A Case of Tubulointerstitial Nephritis Complicated by Primary Biliary Cirrhosis with Renal Tubular Acidosis and Nephrogenic Diabetes Insipidus

Session Information

Category: Fluid and Electrolytes

  • 902 Fluid and Electrolytes: Clinical

Authors

  • Shimizu, Mao, Kita-Harima Medical Center, Kobe, Japan
  • Kitamura, Ken, Kita-Harima Medical Center, Kobe, Japan
Introduction

Tubulointerstitial nephritis is often caused by drugs, infections, autoimmune disorders. We report a case of tubulointerstitial nephritis associated with primary biliary cirrhosis, which developed renal tubular acidosis and nephrogenic diabetes insipidus.

Case Description

A 50-year-old woman presented with a four-month history of left shoulder pain, back pain, dry mouth, polydipsia, polyuria.
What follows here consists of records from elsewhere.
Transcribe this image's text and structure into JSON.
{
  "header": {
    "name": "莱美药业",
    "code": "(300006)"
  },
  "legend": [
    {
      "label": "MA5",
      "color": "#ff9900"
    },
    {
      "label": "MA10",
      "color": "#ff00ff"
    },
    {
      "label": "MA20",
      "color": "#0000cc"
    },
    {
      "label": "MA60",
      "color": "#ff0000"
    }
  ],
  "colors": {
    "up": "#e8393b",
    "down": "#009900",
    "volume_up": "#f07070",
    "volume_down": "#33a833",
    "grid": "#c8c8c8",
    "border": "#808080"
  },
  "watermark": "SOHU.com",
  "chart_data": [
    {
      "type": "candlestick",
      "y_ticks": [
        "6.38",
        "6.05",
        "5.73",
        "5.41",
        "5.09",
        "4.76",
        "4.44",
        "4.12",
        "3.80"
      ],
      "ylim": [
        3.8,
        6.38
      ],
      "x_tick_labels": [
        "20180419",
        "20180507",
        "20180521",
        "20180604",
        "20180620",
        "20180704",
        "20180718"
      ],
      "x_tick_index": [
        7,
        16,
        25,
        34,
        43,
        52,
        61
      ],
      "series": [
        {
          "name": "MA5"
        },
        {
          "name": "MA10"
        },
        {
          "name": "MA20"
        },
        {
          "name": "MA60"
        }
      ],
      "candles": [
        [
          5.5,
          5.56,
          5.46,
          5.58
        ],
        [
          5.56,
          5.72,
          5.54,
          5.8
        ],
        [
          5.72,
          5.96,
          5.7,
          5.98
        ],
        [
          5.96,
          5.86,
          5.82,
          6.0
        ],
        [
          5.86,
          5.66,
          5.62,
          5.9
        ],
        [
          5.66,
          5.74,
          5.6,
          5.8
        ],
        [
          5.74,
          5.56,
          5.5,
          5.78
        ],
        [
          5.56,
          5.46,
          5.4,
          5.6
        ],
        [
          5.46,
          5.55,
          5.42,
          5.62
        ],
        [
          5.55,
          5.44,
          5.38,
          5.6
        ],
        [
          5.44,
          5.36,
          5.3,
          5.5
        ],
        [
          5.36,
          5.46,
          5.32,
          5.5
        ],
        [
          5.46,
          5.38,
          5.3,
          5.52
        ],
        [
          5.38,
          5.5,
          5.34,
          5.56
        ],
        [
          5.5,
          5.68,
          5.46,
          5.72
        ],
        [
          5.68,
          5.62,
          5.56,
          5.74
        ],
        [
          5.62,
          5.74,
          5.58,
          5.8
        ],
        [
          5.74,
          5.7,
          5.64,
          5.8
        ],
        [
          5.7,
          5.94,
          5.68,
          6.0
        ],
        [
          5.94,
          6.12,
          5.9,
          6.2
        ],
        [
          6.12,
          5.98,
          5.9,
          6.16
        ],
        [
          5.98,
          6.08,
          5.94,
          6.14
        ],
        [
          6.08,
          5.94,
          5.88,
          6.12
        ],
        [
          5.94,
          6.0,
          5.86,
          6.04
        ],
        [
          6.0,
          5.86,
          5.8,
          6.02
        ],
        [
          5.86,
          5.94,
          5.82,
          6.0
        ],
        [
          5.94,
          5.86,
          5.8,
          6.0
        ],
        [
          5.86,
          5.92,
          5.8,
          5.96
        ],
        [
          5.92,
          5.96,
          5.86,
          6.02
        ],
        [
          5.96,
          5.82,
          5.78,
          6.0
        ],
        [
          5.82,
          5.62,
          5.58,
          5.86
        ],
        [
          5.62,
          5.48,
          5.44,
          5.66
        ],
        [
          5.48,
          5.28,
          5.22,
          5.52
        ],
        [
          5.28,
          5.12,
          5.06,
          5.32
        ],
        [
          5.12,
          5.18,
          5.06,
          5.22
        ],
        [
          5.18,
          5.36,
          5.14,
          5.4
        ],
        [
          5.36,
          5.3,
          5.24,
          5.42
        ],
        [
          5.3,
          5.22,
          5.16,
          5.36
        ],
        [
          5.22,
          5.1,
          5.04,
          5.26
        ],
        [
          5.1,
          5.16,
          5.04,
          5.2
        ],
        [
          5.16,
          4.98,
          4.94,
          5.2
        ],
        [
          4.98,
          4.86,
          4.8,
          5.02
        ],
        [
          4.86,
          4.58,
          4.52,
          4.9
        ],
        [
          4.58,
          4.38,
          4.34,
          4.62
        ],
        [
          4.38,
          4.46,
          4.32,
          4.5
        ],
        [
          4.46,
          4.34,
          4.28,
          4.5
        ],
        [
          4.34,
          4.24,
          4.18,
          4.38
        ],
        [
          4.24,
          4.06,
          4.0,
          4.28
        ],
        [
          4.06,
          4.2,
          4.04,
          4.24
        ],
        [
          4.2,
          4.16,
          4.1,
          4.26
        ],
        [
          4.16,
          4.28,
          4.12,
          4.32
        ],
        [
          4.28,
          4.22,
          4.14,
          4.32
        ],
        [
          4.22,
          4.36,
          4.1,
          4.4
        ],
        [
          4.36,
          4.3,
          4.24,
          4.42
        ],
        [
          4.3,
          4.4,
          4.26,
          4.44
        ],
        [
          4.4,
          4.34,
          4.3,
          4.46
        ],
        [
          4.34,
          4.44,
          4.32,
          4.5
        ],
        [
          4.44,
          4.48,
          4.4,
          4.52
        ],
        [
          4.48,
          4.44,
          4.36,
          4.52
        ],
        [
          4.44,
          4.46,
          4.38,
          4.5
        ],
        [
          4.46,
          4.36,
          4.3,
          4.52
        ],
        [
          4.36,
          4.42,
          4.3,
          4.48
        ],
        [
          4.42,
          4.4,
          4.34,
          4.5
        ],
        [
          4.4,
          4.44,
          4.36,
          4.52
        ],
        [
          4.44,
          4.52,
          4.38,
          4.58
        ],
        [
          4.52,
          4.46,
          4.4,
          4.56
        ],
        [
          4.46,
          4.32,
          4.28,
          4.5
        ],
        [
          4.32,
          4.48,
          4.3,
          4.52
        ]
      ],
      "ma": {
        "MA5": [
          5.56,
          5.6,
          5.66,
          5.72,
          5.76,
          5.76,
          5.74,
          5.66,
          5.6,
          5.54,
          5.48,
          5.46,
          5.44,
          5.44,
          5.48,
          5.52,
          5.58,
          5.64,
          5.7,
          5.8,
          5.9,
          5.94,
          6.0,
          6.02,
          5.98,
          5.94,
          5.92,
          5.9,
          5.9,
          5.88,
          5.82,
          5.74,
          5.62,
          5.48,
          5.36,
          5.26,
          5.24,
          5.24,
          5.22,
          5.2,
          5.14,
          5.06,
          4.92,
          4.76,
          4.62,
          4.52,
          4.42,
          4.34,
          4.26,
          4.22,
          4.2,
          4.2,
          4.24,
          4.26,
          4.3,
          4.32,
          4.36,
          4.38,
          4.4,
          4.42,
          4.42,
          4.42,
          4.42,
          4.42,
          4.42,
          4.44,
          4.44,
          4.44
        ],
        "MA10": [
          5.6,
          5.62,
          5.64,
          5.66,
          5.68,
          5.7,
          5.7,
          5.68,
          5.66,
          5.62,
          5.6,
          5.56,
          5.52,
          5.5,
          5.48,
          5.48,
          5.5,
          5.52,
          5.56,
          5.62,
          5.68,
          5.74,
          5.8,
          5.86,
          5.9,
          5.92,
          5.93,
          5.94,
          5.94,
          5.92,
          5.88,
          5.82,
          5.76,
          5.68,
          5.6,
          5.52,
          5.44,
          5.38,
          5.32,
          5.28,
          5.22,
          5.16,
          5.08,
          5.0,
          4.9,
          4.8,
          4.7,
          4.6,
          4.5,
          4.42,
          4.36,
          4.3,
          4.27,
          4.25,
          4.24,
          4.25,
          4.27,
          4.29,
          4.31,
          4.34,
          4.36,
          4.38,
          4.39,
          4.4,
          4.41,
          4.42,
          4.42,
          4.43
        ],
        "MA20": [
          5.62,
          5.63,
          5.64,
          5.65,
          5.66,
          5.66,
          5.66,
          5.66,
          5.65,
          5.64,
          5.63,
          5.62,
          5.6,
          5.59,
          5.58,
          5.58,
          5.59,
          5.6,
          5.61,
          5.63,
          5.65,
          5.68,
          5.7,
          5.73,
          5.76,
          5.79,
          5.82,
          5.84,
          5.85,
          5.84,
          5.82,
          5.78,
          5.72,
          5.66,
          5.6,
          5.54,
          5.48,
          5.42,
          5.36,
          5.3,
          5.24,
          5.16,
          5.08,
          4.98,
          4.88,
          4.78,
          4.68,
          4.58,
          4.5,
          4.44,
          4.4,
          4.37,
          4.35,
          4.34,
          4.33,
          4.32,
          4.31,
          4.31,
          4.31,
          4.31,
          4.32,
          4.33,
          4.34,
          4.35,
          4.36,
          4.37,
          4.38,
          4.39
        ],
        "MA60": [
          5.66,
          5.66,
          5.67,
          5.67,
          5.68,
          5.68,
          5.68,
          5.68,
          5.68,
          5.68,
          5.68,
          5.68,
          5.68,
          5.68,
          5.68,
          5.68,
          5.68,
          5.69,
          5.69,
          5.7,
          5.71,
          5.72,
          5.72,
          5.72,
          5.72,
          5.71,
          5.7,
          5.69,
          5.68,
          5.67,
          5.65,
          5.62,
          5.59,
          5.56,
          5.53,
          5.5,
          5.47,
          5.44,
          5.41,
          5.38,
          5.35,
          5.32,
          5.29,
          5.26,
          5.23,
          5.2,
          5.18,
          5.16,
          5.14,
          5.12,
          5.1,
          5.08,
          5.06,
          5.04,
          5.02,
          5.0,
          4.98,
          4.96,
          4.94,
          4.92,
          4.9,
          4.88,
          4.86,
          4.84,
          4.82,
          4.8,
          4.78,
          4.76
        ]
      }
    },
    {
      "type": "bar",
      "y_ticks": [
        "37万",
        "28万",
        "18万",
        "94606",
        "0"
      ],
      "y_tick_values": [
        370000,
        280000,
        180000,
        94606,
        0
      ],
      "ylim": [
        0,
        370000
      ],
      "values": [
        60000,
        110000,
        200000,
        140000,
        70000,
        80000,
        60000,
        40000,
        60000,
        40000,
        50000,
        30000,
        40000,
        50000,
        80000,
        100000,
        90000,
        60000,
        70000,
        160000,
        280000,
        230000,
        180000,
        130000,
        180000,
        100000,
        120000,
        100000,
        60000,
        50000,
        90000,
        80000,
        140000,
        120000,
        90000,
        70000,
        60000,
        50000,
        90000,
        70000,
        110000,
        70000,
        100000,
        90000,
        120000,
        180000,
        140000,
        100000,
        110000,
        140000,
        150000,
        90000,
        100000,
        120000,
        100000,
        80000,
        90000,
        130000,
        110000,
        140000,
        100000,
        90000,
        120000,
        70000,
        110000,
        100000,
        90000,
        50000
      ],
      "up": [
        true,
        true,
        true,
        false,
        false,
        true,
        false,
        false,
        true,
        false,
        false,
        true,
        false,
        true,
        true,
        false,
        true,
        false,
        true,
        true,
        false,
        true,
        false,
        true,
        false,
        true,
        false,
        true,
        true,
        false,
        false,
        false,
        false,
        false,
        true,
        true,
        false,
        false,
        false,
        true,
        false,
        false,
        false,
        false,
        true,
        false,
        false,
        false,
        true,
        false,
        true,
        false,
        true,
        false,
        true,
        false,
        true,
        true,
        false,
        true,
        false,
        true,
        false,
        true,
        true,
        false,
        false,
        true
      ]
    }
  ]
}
She hospitalized for weakness of limbs. Her lab studies revealed serum creatinine 2.72 mg/dL, serum potassium 1.5 mg/dl, and normal anion gap metabolic acidosis which suggested distal and proximal renal tubular acidosis. She had multiple fractures which suggested the presence of osteomalacia. Her urine output exceeded 10L/day, and urine osmolarity was low. After corrected serum potassium weakness of limbs improved, but polyuria did not improve. She was thought to nephrogenic diabetes insipidus because of resistant to antidiuretic hormone. Kidney biopsy was performed to clarify the cause of these findings. The major histologic changes were interstitial infiltration by mainly lymphocytes, tubulitis, and interstitial edema. The presence of antimitochondrial M2 antibodies suggested primary biliary cirrhosis. She was treated with oral steroids and a thiazide diuretic. Her polyuria resolved, and serum creatinine level improved to 0.9 mg/dl.

Discussion

In conclusion, our patient with tubulointerstitial nephritis and primary biliary cirrhosis had a favorable outcome from oral steroids and a thiazide diuretic. Previous studies have demonstrated Fanconi syndrome in patients with primary biliary cirrhosis, and our patient suggested that tubulointerstitial nephritis complicated by primary biliary cirrhosis could develop renal tubular acidosis and nephrogenic diabetes insipidus.